[dpdk-dev,v2] ixgbe: speed up transmit

Message ID 1447431013-23245-1-git-send-email-stephen@networkplumber.org (mailing list archive)
State Accepted, archived
Delegated to: Bruce Richardson
Headers

Commit Message

Stephen Hemminger Nov. 13, 2015, 4:10 p.m. UTC
  From: Stephen Hemminger <shemming@brocade.com>

The freeing of mbuf's in ixgbe is one of the observable hot spots
under load.
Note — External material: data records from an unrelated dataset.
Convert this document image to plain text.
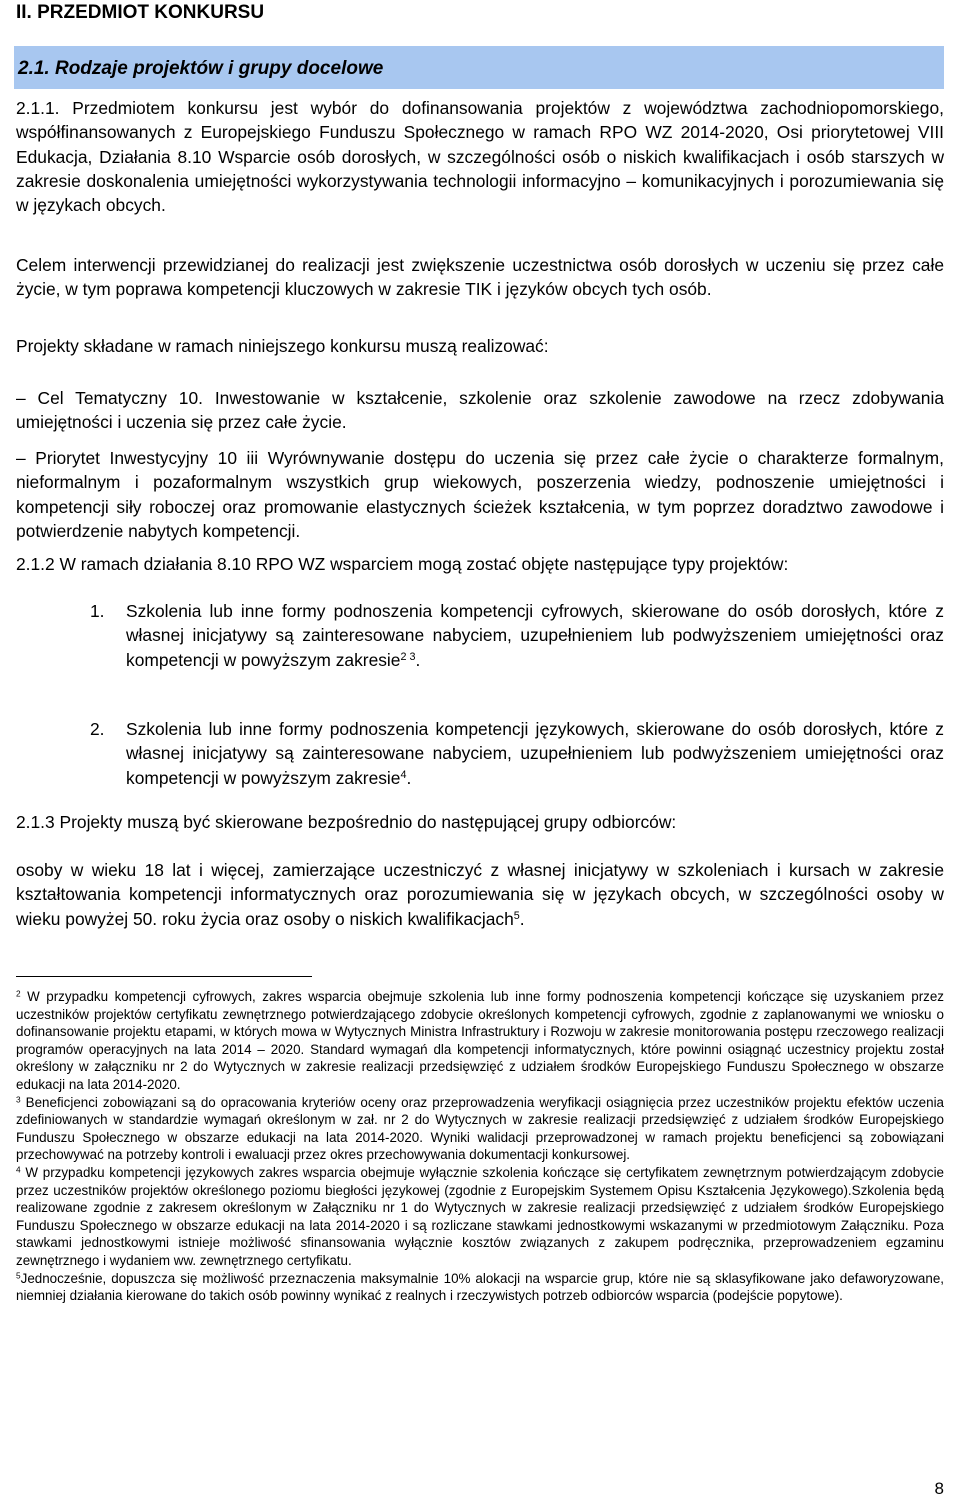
II. PRZEDMIOT KONKURSU
2.1. Rodzaje projektów i grupy docelowe

2.1.1. Przedmiotem konkursu jest wybór do dofinansowania projektów z województwa zachodniopomorskiego, współfinansowanych z Europejskiego Funduszu Społecznego w ramach RPO WZ 2014-2020, Osi priorytetowej VIII Edukacja, Działania 8.10 Wsparcie osób dorosłych, w szczególności osób o niskich kwalifikacjach i osób starszych w zakresie doskonalenia umiejętności wykorzystywania technologii informacyjno – komunikacyjnych i porozumiewania się w językach obcych.

Celem interwencji przewidzianej do realizacji jest zwiększenie uczestnictwa osób dorosłych w uczeniu się przez całe życie, w tym poprawa kompetencji kluczowych w zakresie TIK i języków obcych tych osób.

Projekty składane w ramach niniejszego konkursu muszą realizować:

– Cel Tematyczny 10. Inwestowanie w kształcenie, szkolenie oraz szkolenie zawodowe na rzecz zdobywania umiejętności i uczenia się przez całe życie.

– Priorytet Inwestycyjny 10 iii Wyrównywanie dostępu do uczenia się przez całe życie o charakterze formalnym, nieformalnym i pozaformalnym wszystkich grup wiekowych, poszerzenia wiedzy, podnoszenie umiejętności i kompetencji siły roboczej oraz promowanie elastycznych ścieżek kształcenia, w tym poprzez doradztwo zawodowe i potwierdzenie nabytych kompetencji.

2.1.2 W ramach działania 8.10 RPO WZ wsparciem mogą zostać objęte następujące typy projektów:

1. Szkolenia lub inne formy podnoszenia kompetencji cyfrowych, skierowane do osób dorosłych, które z własnej inicjatywy są zainteresowane nabyciem, uzupełnieniem lub podwyższeniem umiejętności oraz kompetencji w powyższym zakresie$^{2 3}$.
2. Szkolenia lub inne formy podnoszenia kompetencji językowych, skierowane do osób dorosłych, które z własnej inicjatywy są zainteresowane nabyciem, uzupełnieniem lub podwyższeniem umiejętności oraz kompetencji w powyższym zakresie$^4$.

2.1.3 Projekty muszą być skierowane bezpośrednio do następującej grupy odbiorców:

osoby w wieku 18 lat i więcej, zamierzające uczestniczyć z własnej inicjatywy w szkoleniach i kursach w zakresie kształtowania kompetencji informatycznych oraz porozumiewania się w językach obcych, w szczególności osoby w wieku powyżej 50. roku życia oraz osoby o niskich kwalifikacjach$^5$.

$^2$ W przypadku kompetencji cyfrowych, zakres wsparcia obejmuje szkolenia lub inne formy podnoszenia kompetencji kończące się uzyskaniem przez uczestników projektów certyfikatu zewnętrznego potwierdzającego zdobycie określonych kompetencji cyfrowych, zgodnie z zaplanowanymi we wniosku o dofinansowanie projektu etapami, w których mowa w Wytycznych Ministra Infrastruktury i Rozwoju w zakresie monitorowania postępu rzeczowego realizacji programów operacyjnych na lata 2014 – 2020. Standard wymagań dla kompetencji informatycznych, które powinni osiągnąć uczestnicy projektu został określony w załączniku nr 2 do Wytycznych w zakresie realizacji przedsięwzięć z udziałem środków Europejskiego Funduszu Społecznego w obszarze edukacji na lata 2014-2020.

$^3$ Beneficjenci zobowiązani są do opracowania kryteriów oceny oraz przeprowadzenia weryfikacji osiągnięcia przez uczestników projektu efektów uczenia zdefiniowanych w standardzie wymagań określonym w zał. nr 2 do Wytycznych w zakresie realizacji przedsięwzięć z udziałem środków Europejskiego Funduszu Społecznego w obszarze edukacji na lata 2014-2020. Wyniki walidacji przeprowadzonej w ramach projektu beneficjenci są zobowiązani przechowywać na potrzeby kontroli i ewaluacji przez okres przechowywania dokumentacji konkursowej.

$^4$ W przypadku kompetencji językowych zakres wsparcia obejmuje wyłącznie szkolenia kończące się certyfikatem zewnętrznym potwierdzającym zdobycie przez uczestników projektów określonego poziomu biegłości językowej (zgodnie z Europejskim Systemem Opisu Kształcenia Językowego).Szkolenia będą realizowane zgodnie z zakresem określonym w Załączniku nr 1 do Wytycznych w zakresie realizacji przedsięwzięć z udziałem środków Europejskiego Funduszu Społecznego w obszarze edukacji na lata 2014-2020 i są rozliczane stawkami jednostkowymi wskazanymi w przedmiotowym Załączniku. Poza stawkami jednostkowymi istnieje możliwość sfinansowania wyłącznie kosztów związanych z zakupem podręcznika, przeprowadzeniem egzaminu zewnętrznego i wydaniem ww. zewnętrznego certyfikatu.

$^5$Jednocześnie, dopuszcza się możliwość przeznaczenia maksymalnie 10% alokacji na wsparcie grup, które nie są sklasyfikowane jako defaworyzowane, niemniej działania kierowane do takich osób powinny wynikać z realnych i rzeczywistych potrzeb odbiorców wsparcia (podejście popytowe).

8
Optimize it by doing bulk free of mbufs using code similar
to i40e and fm10k.

Drop the no longer needed micro-optimization for the no refcount flag.

Signed-off-by: Stephen Hemminger <stephen@networkplumber.org>
---
v2 - rebase and use variable names consistent with i40e

 drivers/net/ixgbe/ixgbe_rxtx.c | 32 ++++++++++++++++++++------------
 drivers/net/ixgbe/ixgbe_rxtx.h |  2 +-
 2 files changed, 21 insertions(+), 13 deletions(-)
  

Comments

Stephen Hemminger Dec. 11, 2015, 4:48 p.m. UTC | #1
On Fri, 13 Nov 2015 08:10:13 -0800
Stephen Hemminger <stephen@networkplumber.org> wrote:

> From: Stephen Hemminger <shemming@brocade.com>
> 
> The freeing of mbuf's in ixgbe is one of the observable hot spots
> under load. Optimize it by doing bulk free of mbufs using code similar
> to i40e and fm10k.
> 
> Drop the no longer needed micro-optimization for the no refcount flag.
> 
> Signed-off-by: Stephen Hemminger <stephen@networkplumber.org>

How come this patch got no review or comments?
It gets a visible performance gain of up to 10% in some cases.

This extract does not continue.